Einen Einblick in ihre Kreativwerkstatt geben Andreas Reihse (Künstler, Musiker und eines der Gründungsmitglieder der Musikgruppe Kreidler) und Zaza Rusadze (Videokünstler): In ihrem Videodialog (eines der Corona-Benchmarks schlechthin; Dauer: 9:07 Minuten) geht es um die Überlegungen, die hinter dem Musikvideo zur Kreidler-Nummer „Eurydike“ stehen. Wie Musik in visuelle Formen übertragen wird, kann man in den eigenen Worten der sympathischen Protagonisten mitverfolgen, zur weiteren Illustration dienen Splitscreens und der Einsatz von Primärfarben.

Um Kreativität geht es auch in anderen Beiträgen: Der deutsche Künstler Jens Pecho macht sich in seinem Film (Dauer: 4:46 Minuten) Gedanken über Originalität und Produktionszwang, indem er einen Clip des Serienkillerfilms Copycat auf seinem Mac ablaufen lässt.
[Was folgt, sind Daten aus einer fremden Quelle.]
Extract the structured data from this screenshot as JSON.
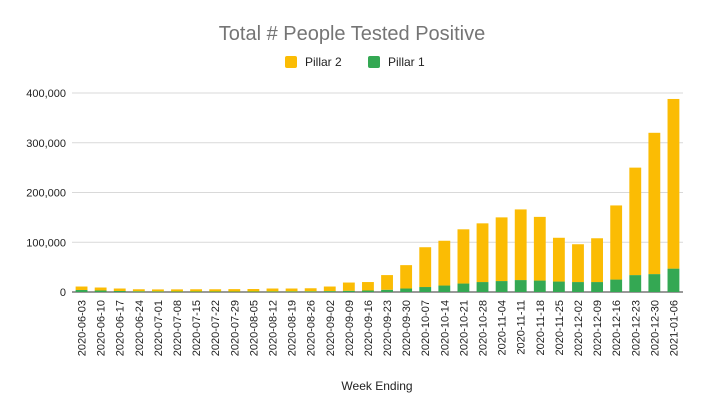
{
  "chart_data": {
    "type": "bar",
    "stacked": true,
    "title": "Total # People Tested Positive",
    "xlabel": "Week Ending",
    "ylabel": "",
    "ylim": [
      0,
      400000
    ],
    "yticks": [
      "0",
      "100,000",
      "200,000",
      "300,000",
      "400,000"
    ],
    "grid": true,
    "legend_position": "top",
    "categories": [
      "2020-06-03",
      "2020-06-10",
      "2020-06-17",
      "2020-06-24",
      "2020-07-01",
      "2020-07-08",
      "2020-07-15",
      "2020-07-22",
      "2020-07-29",
      "2020-08-05",
      "2020-08-12",
      "2020-08-19",
      "2020-08-26",
      "2020-09-02",
      "2020-09-09",
      "2020-09-16",
      "2020-09-23",
      "2020-09-30",
      "2020-10-07",
      "2020-10-14",
      "2020-10-21",
      "2020-10-28",
      "2020-11-04",
      "2020-11-11",
      "2020-11-18",
      "2020-11-25",
      "2020-12-02",
      "2020-12-09",
      "2020-12-16",
      "2020-12-23",
      "2020-12-30",
      "2021-01-06"
    ],
    "series": [
      {
        "name": "Pillar 1",
        "color": "#34a853",
        "values": [
          4000,
          3000,
          2000,
          1500,
          1200,
          1000,
          1000,
          1000,
          900,
          1000,
          1200,
          1300,
          1400,
          1800,
          2500,
          3000,
          4500,
          7000,
          10000,
          13000,
          17000,
          20000,
          22000,
          24000,
          23000,
          21000,
          20000,
          20000,
          25000,
          34000,
          36000,
          47000
        ]
      },
      {
        "name": "Pillar 2",
        "color": "#fbbc04",
        "values": [
          7000,
          6000,
          5000,
          4000,
          4000,
          4300,
          4500,
          4500,
          4900,
          5000,
          5800,
          5700,
          6100,
          9200,
          16500,
          17000,
          29500,
          47000,
          80000,
          90000,
          109000,
          118000,
          128000,
          142000,
          128000,
          88000,
          76000,
          88000,
          149000,
          216000,
          284000,
          341000
        ]
      }
    ]
  }
}
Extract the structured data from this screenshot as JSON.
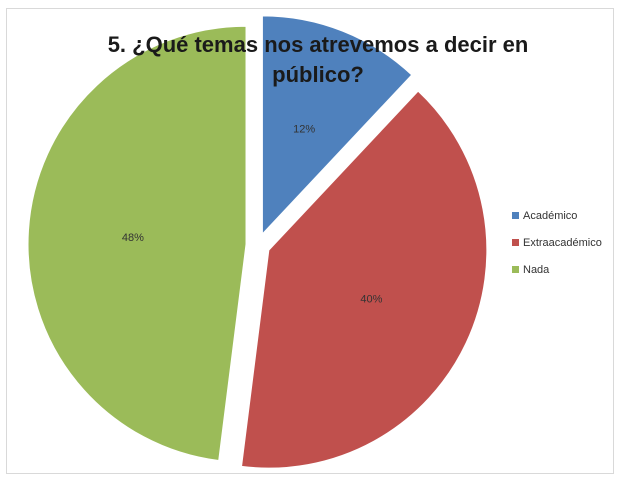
{
  "chart_data": {
    "type": "pie",
    "title_lines": [
      "5. ¿Qué temas nos atrevemos a decir en",
      "público?"
    ],
    "categories": [
      "Académico",
      "Extraacadémico",
      "Nada"
    ],
    "values": [
      12,
      40,
      48
    ],
    "labels": [
      "12%",
      "40%",
      "48%"
    ],
    "colors": [
      "#4f81bd",
      "#c0504d",
      "#9bbb59"
    ],
    "exploded": true,
    "start_angle_deg": 0,
    "direction": "clockwise",
    "legend_position": "right"
  }
}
Neben der Auseinandersetzung mit eigenen kreativen Impulsen vielleicht auch ein Anlass, das Gedächtnis wieder aufzufrischen und nachzuforschen, ob der prominent besetzte Hollywoodfilm was kann – oder ob er, seinem Titel entsprechend und nach Meinung mancher Kritiker, ein bloßer Abklatsch von Filmen wie The Silence of the Lambs oder Seven ist. Weitere sehenswerte Beiträge stammen u. a. von Dietrich Brüggemann, Alex Gerbaulet, Kerstin Honeit oder Maximilian Linz.

Nun denn: Filmtherapie in Anspruch nehmen und darauf hoffen, dass man die nächsten Kurzfilmtage wieder vor Ort erleben kann.